Lo cierto es que lo que estos términos esconden, especialmente cuando se refieren a países del Tercer Mundo, es una relación de explotación en la que unas compañías, personas o gobiernos poderosos extraen y/o compran recursos naturales y mineros a otras compañías, personas o gobiernos en condiciones más ventajosas, para los primeros. Una relación, por otra parte, que los compradores o propietarios no quieren modificar, pues lo único que les interesa son los beneficios que ellos pueden lograr, revendiendo o transformando el recurso natural o energético. Para que me entiendan, por ejemplo, la economía de Arabia Saudí es un caso claro de la maldición de los recursos, pero esta «maldición» no era -aunque habrá quién me argumente que en el capitalismo sí que lo es- un destino trágico inevitable. Es una realidad que se forja cuando los intereses que agrupamos bajo el término países consumidores, deciden que sólo quieren el petróleo saudí, y que si los saudíes produjeran tecnología puntera, ésta no les interesaría (piensen, sino en los problemas que tienen Brasil y la India con sus patentes) y no la comprarían. Es cierto que a la familia al-Saud esta situación les conviene, pero ello no es óbice para que todos estos intereses y relaciones de poder, de los unos y de los otros, se camuflen bajo denominaciones etéreas y aparentemente neutras. No son síndromes, plagas o maldiciones que vienen de lo desconocido. Son el resultado de un determinado tipo de relaciones de poder, que en el capitalismo llevan, por la acción humana, a una determinada división internacional del trabajo -aunque este término esté en desuso.

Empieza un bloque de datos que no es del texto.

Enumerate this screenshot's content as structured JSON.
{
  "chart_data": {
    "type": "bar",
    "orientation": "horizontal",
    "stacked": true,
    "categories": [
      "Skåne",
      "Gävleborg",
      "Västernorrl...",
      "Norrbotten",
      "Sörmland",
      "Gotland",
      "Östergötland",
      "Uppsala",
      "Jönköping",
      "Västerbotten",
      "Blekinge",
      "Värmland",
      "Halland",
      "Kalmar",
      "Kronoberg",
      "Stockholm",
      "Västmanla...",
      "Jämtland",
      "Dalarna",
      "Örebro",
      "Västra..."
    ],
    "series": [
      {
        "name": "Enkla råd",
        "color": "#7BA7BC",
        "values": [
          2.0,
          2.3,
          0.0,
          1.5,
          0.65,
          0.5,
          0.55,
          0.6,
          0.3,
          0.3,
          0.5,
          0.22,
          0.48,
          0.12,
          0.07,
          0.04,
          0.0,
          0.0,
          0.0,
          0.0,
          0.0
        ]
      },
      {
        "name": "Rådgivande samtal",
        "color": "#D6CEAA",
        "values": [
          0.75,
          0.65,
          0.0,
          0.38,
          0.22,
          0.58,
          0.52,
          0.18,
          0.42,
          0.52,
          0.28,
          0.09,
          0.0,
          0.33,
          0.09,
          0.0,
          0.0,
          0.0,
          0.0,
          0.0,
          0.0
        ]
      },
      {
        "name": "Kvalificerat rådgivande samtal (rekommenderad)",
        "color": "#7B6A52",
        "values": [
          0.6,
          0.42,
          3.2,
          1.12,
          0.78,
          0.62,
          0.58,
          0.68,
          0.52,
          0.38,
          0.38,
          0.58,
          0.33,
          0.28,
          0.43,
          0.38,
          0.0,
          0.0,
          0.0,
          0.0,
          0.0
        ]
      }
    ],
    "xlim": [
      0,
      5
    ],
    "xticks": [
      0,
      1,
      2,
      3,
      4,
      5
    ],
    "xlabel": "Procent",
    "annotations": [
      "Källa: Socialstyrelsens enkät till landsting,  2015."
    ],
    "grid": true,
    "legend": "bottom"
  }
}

Que quién lo escribiera, me perdone, pero decir que Guinea es un caso de manual, que ilustra la paradoja de la abundancia es de un cinismo sin límites. Lo que ilustra este caso es que los economistas hemos decidido llamar paradoja a la explotación y la codicia. No hay ninguna paradoja en decir que si uno explota a las personas y los territorios allende, él se va a enriquecer y los otros a empobrecer. Es la consecuencia lógica de la explotación. Lo que tal vez sea una paradoja es pensar que los «buenos» calvinistas, liberales, somos capaces de cometer tamañas atrocidades. Pero, esto no es una paradoja es una maldad o, si se prefiere, una inmoralidad.
Llamemos las cosas por su nombre. Ya que los economistas no sabemos solucionar nada, creo que haríamos un favor a la humanidad otorgándole mayor precisión a nuestro lenguaje. Es fácil y no cuesta dinero…¿o, sí?